March 1st might not seem that important a date in the football calendar – after all, it’s a Thursday night and Blues won’t be playing that day. However, it is a day that could tell us a lot about Blues future in the next 12 months – and all because of those three dreaded letters, FFP.

Finances and BCFC

In football accountancy terms, March 1st has been quite important for some time. Back in 2012 it was the day Blues were put into a transfer embargo due to not filing their accounts on time with the authorities, and it’s always been the date that clubs have had to show how and where they are going to get money for the next season.

However, the Financial Fair Play rules were changed for the 2016/17 season to the new “Profitability and Sustainability rules”. Part of the change is that clubs have to provide accounts for the current financial period (ie for this season), and these would be used as the final year of accounting for Financial Fair Play purposes.

I’ve got to admit, I missed this one myself.

I didn’t realise until I read this excellent summary online the other day that the EFL had shuffled the reporting period in such a way – and it has changed my mind about how I feel BCFC will deal with FFP from being concerned to being downright worried.

Without going into too much detail, Blues are allowed to have a maximum of an £5million “deviation from break even” and an £8million cash injection from their owners per season.

Accounts aren’t quite the same as an FFP result as various things like academy expenditure and women’s football aren’t taking into account with respect to FFP, but it will do to give us a ball park figure.

In my “Accounts Analysis” piece on December 10, I wrote how the 2016/7 accounts showed a huge increase in loss from £5million the season before to £16.4million.

In my “Loss Warning” piece from a week or so ago, I wrote about how BSH had warned of an “substantial increase in loss” for the first half of this season.

Taking that figure of a maximum £13mil loss allowed multiplied by three-year account period and you get a £39million loss.

If BCFC make the same loss as they did last year, then their total will be £37.8million over those three years.

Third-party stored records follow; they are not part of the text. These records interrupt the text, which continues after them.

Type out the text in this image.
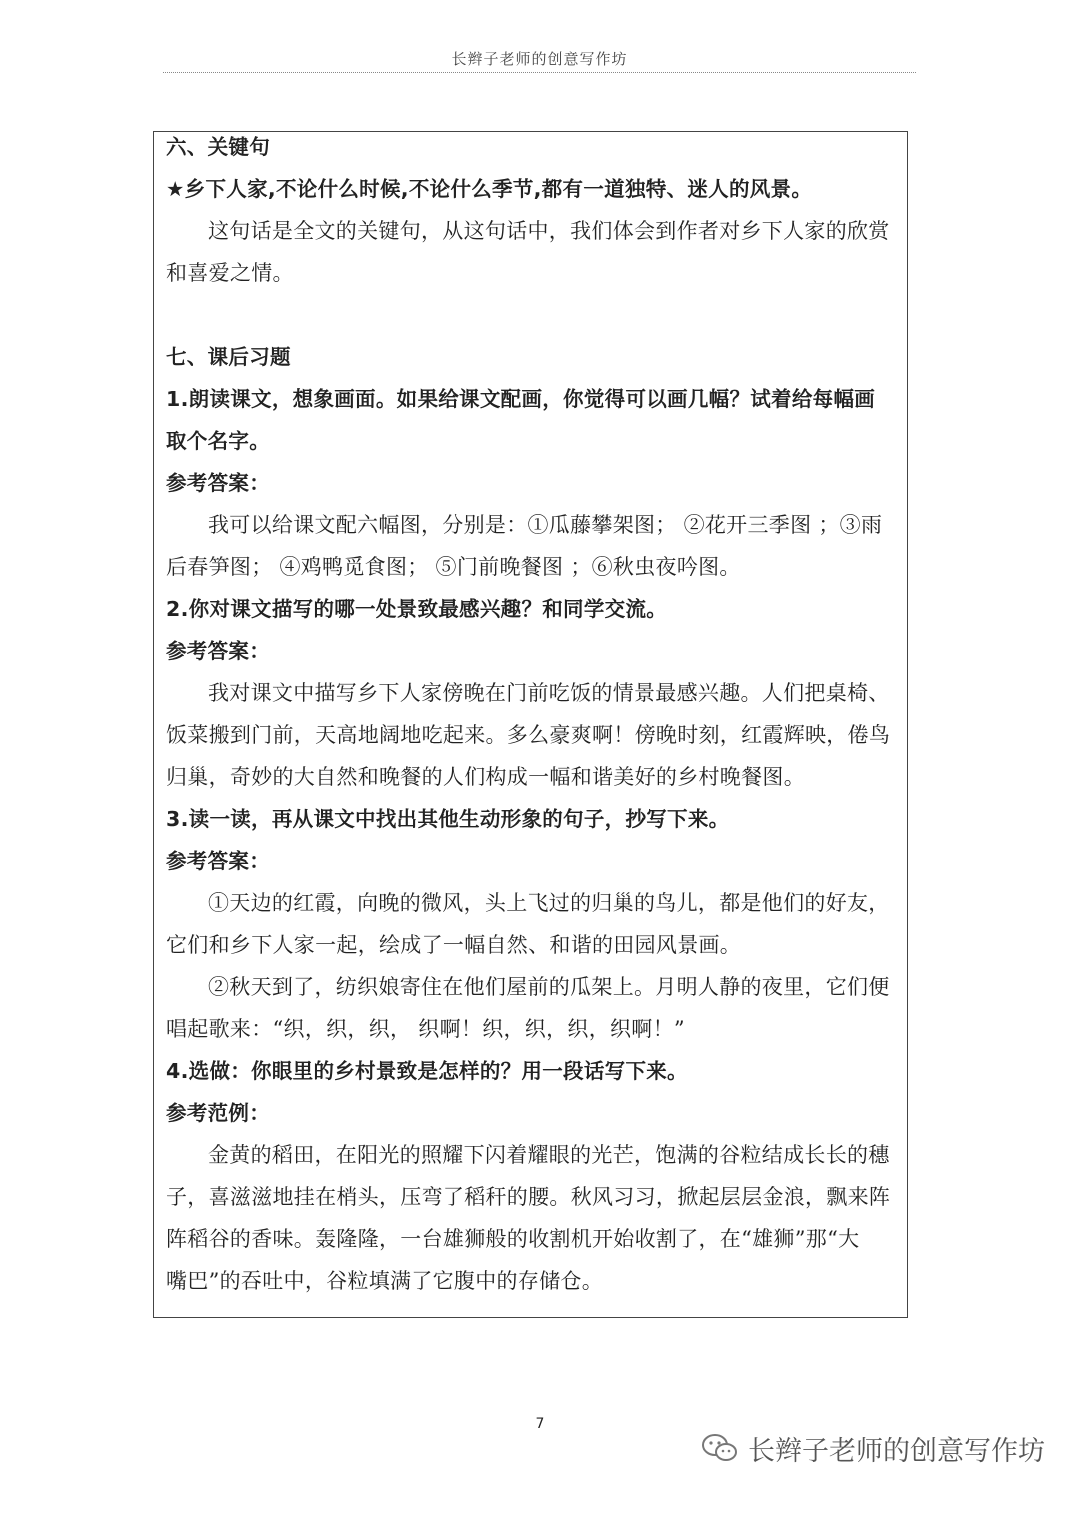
长辫子老师的创意写作坊
六、关键句
★乡下人家,不论什么时候,不论什么季节,都有一道独特、迷人的风景。
这句话是全文的关键句，从这句话中，我们体会到作者对乡下人家的欣赏
和喜爱之情。
七、课后习题
1.朗读课文，想象画面。如果给课文配画，你觉得可以画几幅？试着给每幅画
取个名字。
参考答案：
我可以给课文配六幅图，分别是：①瓜藤攀架图； ②花开三季图 ；③雨
后春笋图； ④鸡鸭觅食图； ⑤门前晚餐图 ；⑥秋虫夜吟图。
2.你对课文描写的哪一处景致最感兴趣？和同学交流。
参考答案：
我对课文中描写乡下人家傍晚在门前吃饭的情景最感兴趣。人们把桌椅、
饭菜搬到门前，天高地阔地吃起来。多么豪爽啊！傍晚时刻，红霞辉映，倦鸟
归巢，奇妙的大自然和晚餐的人们构成一幅和谐美好的乡村晚餐图。
3.读一读，再从课文中找出其他生动形象的句子，抄写下来。
参考答案：
①天边的红霞，向晚的微风，头上飞过的归巢的鸟儿，都是他们的好友，
它们和乡下人家一起，绘成了一幅自然、和谐的田园风景画。
②秋天到了，纺织娘寄住在他们屋前的瓜架上。月明人静的夜里，它们便
唱起歌来：“织，织，织， 织啊！织，织，织，织啊！”
4.选做：你眼里的乡村景致是怎样的？用一段话写下来。
参考范例：
金黄的稻田，在阳光的照耀下闪着耀眼的光芒，饱满的谷粒结成长长的穗
子，喜滋滋地挂在梢头，压弯了稻秆的腰。秋风习习，掀起层层金浪，飘来阵
阵稻谷的香味。轰隆隆，一台雄狮般的收割机开始收割了，在“雄狮”那“大
嘴巴”的吞吐中，谷粒填满了它腹中的存储仓。
7
长辫子老师的创意写作坊
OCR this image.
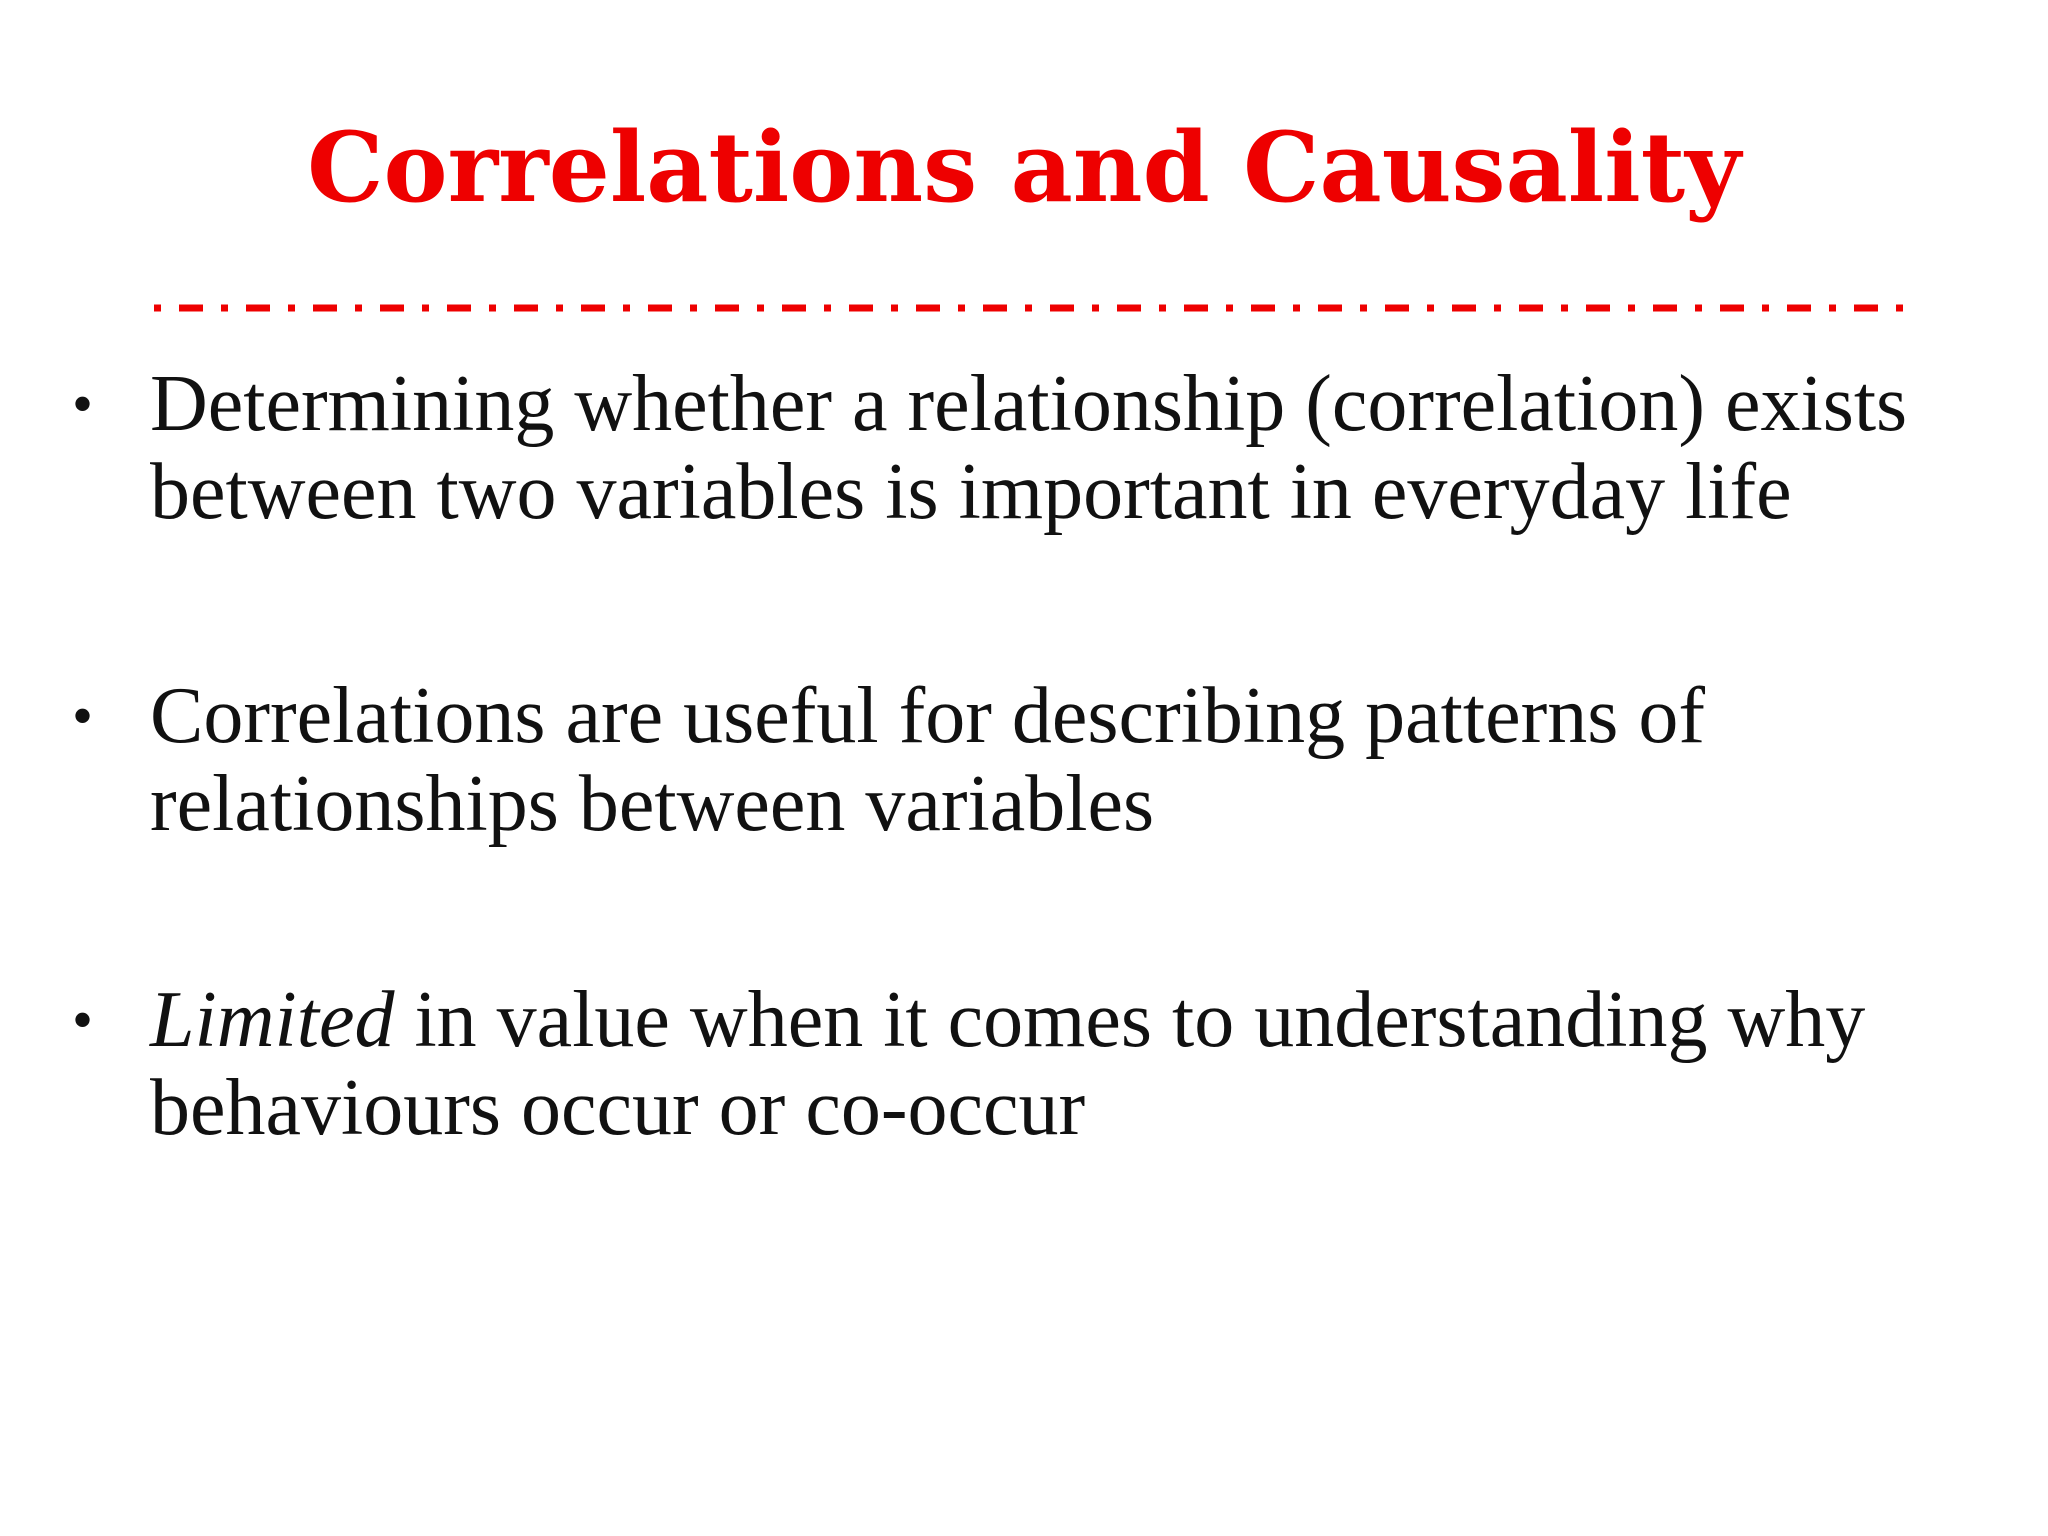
Correlations and Causality
• Determining whether a relationship (correlation) exists between two variables is important in everyday life
• Correlations are useful for describing patterns of relationships between variables
• Limited in value when it comes to understanding why behaviours occur or co-occur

Throw in a “substantial increase in loss” for this year – and it’s not hard to imagine we’ll be close to or over the limit.

This would credence to my idea that BCFC could have been warned by the EFL about their spending before the January window – which would have prevented them from laying out money on targets for the team.

It would also give credence to my feeling that Blues will still need to be careful with their spending in the summer and it will be another window where it will be more about who goes out than who comes in.

Now it might be that BCFC got enough wiggle room from losing David Cotterill, Emilio Nsue, Stephen Gleeson along with youngsters David Popa and Dan Cleary from the wage bill plus loaning out Ronan Hale and Nicolai Brock-Madsen – but I’m a pessimist where this is concerned and I’m not sure that will be the case.

The EFL have a range of penalties available to them to punish teams which break FFP rules – a transfer embargo being only one of them. There are some that are harsher but I think I’ve been enough of a doom-monger in this article without scaring people further.

The actual interim accounts for BSH at least will be out on Feb 28. That will give us an idea of where the whole BSH group are at – and maybe an idea of how bad the BCFC accounts will be.